The rep's face crinkled. "Um, yes, Ted?"
Violet—and most of the class—twisted back to look at Ted. Ted was one of those kids who had no right being in advanced classes; he showed up fried every day, showered maybe four times a week, and got by solely on the strength of off-the-charts test scores. Whatever he was about to say had a fifty percent chance of being brilliant—or hopeless. "There are a lot of people this year without dates, right?"
"So we've heard," the rep said. "But there's still time!"
"So, like, why can't there be a prom for all the single people?" Ted asked.
The rep offered a delicate snort of mock exasperation. "Well, Ted, that would have been a great idea, months ago, when we were still planning things."
"I'm just sayin'," Ted said. "Lots of single people. Something oughtta be done."
"Free condoms," Colin said. "In little crystal dishes. Instead of those stupid flameless candle things. You know, as a centrepiece."
"And take-home gift!" Ted added. Everyone laughed.
"We will not be handing out free condoms," the rep said. "And there will not be a special prom just for all the people without dates. It's going to be really fun, though, whether you're single or-"
Jon was speaking. Jon, the sick kid—scoliosis, encephalitis, asthma, gluten allergy—never spoke. The class froze. Even Mrs. Stewart jerked away from her monitor and blinked. The prosthetics clinging to his neck clicked softly as he turned his owl-like gaze on the rep. She seemed to shrink, suddenly, the massive infoboard behind her now dark and huge like a yawning mouth.
"Why not?" he asked, again.

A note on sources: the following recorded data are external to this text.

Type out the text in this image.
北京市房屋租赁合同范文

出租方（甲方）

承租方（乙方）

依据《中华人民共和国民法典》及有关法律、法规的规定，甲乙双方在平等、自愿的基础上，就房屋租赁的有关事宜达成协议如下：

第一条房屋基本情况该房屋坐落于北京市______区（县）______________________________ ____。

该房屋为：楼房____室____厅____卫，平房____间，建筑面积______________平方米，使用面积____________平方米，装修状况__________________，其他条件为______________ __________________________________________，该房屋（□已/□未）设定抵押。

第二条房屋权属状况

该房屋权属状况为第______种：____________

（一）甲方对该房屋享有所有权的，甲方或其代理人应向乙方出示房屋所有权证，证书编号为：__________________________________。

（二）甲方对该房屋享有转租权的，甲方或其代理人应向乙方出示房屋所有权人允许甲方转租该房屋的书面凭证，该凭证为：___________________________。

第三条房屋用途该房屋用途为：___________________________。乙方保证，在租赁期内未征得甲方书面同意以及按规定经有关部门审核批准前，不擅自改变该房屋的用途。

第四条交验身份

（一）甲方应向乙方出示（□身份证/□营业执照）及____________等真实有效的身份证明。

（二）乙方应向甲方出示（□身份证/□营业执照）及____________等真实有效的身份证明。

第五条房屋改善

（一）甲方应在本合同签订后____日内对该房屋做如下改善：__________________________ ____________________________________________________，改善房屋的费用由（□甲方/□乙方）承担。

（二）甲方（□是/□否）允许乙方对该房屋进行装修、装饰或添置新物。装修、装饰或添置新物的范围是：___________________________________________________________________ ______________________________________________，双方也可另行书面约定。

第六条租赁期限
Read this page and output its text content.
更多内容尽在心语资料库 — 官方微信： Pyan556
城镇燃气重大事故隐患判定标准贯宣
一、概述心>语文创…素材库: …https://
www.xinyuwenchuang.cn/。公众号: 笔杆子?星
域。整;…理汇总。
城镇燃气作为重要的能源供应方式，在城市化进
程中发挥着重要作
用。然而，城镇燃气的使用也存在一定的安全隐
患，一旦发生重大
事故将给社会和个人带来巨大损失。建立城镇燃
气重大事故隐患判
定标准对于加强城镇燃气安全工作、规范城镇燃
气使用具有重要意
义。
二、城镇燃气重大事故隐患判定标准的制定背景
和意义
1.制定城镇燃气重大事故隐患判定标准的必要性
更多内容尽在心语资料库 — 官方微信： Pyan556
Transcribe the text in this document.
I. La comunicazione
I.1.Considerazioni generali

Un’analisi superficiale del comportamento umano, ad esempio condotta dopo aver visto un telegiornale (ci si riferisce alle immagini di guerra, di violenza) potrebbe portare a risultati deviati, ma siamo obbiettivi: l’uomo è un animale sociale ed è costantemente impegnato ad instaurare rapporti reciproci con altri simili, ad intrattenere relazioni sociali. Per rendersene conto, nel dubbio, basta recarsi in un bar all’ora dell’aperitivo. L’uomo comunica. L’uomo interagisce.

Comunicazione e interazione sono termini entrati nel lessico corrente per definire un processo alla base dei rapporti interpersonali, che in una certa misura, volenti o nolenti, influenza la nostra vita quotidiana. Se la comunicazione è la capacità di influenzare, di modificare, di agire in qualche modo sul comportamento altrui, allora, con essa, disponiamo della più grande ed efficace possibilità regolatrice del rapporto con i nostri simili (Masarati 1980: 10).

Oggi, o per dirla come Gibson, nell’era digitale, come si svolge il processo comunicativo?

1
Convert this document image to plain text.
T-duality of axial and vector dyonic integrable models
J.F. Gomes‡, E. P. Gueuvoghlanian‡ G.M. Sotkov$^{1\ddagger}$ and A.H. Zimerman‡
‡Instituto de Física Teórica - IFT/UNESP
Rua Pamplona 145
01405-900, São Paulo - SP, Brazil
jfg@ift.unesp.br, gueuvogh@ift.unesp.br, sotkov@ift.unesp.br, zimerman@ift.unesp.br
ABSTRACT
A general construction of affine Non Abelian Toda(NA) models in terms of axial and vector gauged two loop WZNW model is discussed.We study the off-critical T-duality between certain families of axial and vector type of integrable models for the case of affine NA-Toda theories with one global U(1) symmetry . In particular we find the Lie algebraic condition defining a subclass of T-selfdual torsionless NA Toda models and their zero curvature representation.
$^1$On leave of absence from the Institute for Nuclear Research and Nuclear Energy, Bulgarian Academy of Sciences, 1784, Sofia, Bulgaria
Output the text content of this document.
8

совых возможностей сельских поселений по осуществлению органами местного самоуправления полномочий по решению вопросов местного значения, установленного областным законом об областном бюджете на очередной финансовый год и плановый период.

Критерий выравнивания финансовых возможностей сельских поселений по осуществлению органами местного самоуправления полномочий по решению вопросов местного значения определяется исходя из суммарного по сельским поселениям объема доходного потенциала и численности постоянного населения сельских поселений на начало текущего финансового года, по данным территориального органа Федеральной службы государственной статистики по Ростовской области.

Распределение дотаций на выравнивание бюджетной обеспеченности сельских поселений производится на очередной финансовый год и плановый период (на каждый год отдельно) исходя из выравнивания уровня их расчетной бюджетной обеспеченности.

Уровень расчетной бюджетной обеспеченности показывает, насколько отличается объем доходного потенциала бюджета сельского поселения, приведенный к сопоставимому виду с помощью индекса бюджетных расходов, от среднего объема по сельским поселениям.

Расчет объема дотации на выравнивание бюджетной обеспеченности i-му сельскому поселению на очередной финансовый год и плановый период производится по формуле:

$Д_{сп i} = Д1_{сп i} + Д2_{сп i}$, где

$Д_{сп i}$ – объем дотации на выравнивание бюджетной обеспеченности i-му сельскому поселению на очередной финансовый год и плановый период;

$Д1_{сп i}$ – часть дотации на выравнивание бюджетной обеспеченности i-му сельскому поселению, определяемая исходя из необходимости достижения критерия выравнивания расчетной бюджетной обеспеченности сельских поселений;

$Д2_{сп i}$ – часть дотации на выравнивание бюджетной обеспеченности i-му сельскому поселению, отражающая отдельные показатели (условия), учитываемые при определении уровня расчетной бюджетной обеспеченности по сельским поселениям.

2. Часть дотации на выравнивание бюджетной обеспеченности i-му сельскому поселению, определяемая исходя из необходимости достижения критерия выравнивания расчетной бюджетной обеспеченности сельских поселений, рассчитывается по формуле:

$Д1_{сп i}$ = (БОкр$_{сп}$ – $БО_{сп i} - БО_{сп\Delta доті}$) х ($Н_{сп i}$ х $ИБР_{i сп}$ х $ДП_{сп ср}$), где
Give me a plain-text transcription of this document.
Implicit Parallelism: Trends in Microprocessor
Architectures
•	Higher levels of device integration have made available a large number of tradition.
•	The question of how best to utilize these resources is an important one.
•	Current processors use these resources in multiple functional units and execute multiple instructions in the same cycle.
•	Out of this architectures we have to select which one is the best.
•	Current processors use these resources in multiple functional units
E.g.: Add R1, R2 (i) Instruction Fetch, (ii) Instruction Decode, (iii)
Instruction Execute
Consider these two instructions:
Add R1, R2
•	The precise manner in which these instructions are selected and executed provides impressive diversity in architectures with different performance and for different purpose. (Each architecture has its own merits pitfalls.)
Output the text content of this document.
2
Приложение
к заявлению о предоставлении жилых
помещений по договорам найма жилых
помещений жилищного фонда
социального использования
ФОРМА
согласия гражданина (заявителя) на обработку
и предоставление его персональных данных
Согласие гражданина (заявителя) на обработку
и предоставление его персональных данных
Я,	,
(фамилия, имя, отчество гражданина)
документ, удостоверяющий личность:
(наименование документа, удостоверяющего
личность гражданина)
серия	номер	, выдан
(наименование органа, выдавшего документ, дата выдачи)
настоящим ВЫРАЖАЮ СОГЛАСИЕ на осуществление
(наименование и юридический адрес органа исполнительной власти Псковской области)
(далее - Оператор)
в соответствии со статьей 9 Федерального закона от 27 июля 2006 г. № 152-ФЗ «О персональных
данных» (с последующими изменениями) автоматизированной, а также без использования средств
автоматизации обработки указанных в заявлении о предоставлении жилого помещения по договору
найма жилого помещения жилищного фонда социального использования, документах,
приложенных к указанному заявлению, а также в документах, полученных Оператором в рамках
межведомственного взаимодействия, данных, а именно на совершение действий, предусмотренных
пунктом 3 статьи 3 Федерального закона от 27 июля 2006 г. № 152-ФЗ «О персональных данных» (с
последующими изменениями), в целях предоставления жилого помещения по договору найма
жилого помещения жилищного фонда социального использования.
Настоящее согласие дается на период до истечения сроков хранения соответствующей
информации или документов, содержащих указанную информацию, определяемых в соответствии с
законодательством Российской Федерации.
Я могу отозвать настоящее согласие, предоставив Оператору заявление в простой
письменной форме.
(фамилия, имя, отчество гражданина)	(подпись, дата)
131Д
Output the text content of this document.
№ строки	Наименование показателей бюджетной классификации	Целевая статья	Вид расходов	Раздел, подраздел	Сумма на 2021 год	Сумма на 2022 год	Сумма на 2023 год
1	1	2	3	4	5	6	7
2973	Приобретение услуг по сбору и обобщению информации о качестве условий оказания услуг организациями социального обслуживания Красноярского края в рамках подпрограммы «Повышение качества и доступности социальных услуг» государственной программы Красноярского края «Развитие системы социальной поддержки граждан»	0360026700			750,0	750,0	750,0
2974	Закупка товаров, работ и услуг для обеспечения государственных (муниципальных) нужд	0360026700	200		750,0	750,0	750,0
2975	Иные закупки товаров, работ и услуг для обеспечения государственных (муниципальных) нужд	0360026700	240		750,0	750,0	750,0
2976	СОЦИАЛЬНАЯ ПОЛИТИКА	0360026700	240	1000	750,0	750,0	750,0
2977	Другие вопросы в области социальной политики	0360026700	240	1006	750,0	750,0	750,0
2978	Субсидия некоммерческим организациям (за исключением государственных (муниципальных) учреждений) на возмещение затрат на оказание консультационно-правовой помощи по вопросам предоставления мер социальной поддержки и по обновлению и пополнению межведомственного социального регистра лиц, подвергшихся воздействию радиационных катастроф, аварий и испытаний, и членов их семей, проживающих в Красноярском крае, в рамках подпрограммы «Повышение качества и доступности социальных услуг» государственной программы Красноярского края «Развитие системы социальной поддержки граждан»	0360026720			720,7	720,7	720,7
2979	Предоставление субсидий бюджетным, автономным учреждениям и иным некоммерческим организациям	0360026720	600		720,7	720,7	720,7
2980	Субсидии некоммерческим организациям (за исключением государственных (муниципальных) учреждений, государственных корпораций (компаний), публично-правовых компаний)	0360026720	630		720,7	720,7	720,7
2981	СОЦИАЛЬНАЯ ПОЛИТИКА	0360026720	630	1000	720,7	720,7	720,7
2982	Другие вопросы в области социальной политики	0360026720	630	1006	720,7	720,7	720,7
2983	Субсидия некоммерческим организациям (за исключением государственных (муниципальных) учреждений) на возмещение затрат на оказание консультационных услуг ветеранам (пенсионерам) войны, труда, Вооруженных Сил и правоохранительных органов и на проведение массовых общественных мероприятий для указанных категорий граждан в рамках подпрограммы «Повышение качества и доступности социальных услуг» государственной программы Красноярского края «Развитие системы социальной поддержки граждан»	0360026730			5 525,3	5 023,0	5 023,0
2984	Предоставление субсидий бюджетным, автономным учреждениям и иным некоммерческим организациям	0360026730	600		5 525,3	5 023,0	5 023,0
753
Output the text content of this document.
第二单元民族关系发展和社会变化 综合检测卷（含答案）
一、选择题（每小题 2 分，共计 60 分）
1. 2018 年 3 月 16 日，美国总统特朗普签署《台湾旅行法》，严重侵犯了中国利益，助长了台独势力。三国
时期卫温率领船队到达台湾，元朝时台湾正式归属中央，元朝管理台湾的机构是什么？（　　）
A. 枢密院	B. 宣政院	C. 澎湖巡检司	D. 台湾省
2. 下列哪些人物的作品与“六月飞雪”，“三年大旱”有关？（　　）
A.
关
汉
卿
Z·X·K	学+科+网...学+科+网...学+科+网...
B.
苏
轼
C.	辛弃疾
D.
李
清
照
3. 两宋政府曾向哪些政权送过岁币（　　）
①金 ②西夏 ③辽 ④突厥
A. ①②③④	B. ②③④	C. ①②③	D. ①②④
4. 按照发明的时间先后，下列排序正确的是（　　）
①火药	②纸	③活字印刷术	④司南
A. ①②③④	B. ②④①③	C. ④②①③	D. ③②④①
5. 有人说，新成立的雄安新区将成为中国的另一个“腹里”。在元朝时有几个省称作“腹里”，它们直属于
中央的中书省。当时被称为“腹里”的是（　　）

Violet realized that his voice had changed—she had not really heard it since grade 9.
"It's just not the way we do things," the rep said. "You'd know that if you paid more attention."
"I'm always paying attention."
The rep rolled her eyes. "Yeah, right."
"Was that sarcasm?" Jon's chair creaked as he leaned forward. "Are you being sarcastic with me?"
"Because if you could pay more attention, you would know that our district's federal funding for reproductive health education has been cut for the third time in as many years, this region's teen pregnancy rate is rising, and Colin's suggestion is a cynically accurate diagnosis of our school and its students." Jon's head twitched to the left, a little. "Ted's suggestion is also good."
"Thanks, buddy," Ted said. He sounded humble. He had folded himself inside his shoulders.
"Well, Jon, if you'd contributed your vast intellect earlier-"
"I have a phone call," Jon said, and promptly tuned out. His eyes de-focused, and he resumed his normal position: staring at the desk, hands in his lap, perfectly still and quiet.
For a while, nobody moved. Then one of the two girls who regularly sat on opposite sides of him raised her hand and waved it in front of his face. "Nope," she said. "He's gone again."
"Thank God," Mrs. Stewart muttered. "Okay, prom news is over. Crack open your Conrad."
The use of smart tags as backstory drives actually came from a conversation with WorldChanging Canada editor Mark Tovey and contributor Jordy Gold, while talking about green-washing. Mark argued that smart tags could tell the story of an object, effectively open-sourcing the item. This may come true to some extent, depending on what kind of smart tagging we're talking about: RFIDS or smart cloth. Our appliances may dictate how we choose: our washing machines will keep us posted.